El Segador Silencioso avanzó lentamente hacia los muelles bajo las miradas asombradas de los niños que estaban en la orilla.
Su apariencia negra y escalofriante daba escalofríos a muchos ciudadanos de la cala de los piratas.
Solo con ver todos esos peces frescos atrapados por la red, el estómago de Gaya comenzó a gritar por un poco de pescado a la parrilla.
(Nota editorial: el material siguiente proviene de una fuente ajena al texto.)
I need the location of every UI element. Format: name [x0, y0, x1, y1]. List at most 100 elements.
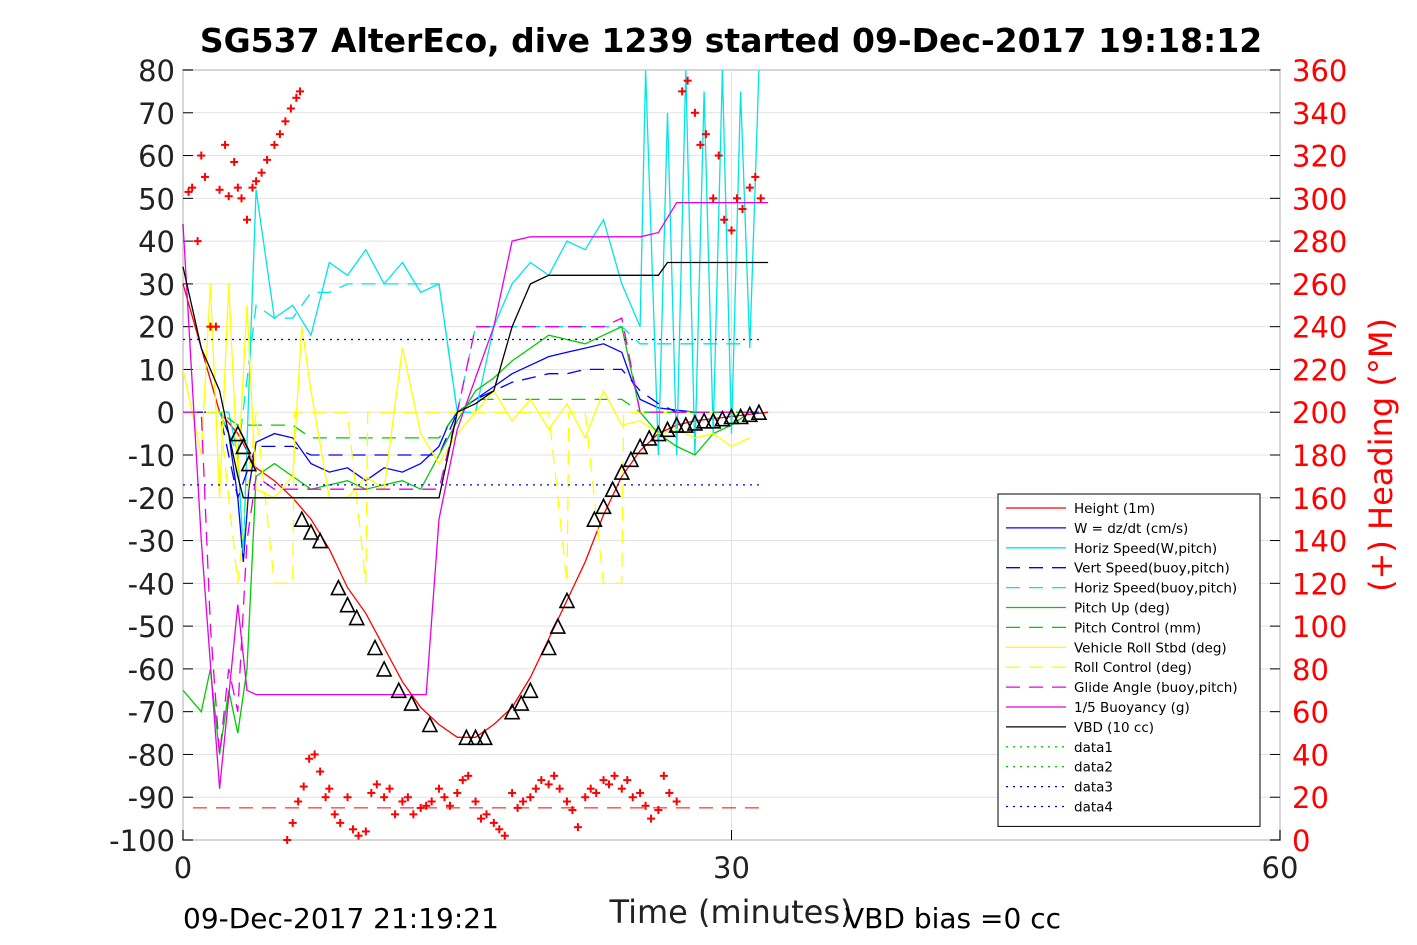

—Supongo que todos irán a una taberna.
—Por supuesto, Capitán…
lo siento…
¿cómo te llamamos ahora?
—Shorty parece que no puede esperar para pisar la orilla y embriagarse hasta la garganta.
—Por ahora, soy David y ella es Eli.
—Nos vemos en la Vela Ardiente, David, Eli.
—Shorty no esperó a que el barco atracara, sino que saltó al agua afuera.
Los otros piratas estaban un poco temerosos de pisar la orilla, pero Shorty decidió apresurarse hacia la orilla sin preocupaciones.
—Está emocionado.
—Gaya se rió viendo al pequeño nadar como un tiburón persiguiéndolo por detrás.
—Date un baño y encuéntrame en la taberna —Michael dijo a Gibson antes de dejarlo atrás.
Gibson olfateó su camisa y se dio cuenta de la urgencia de un baño y un juego de ropa nueva.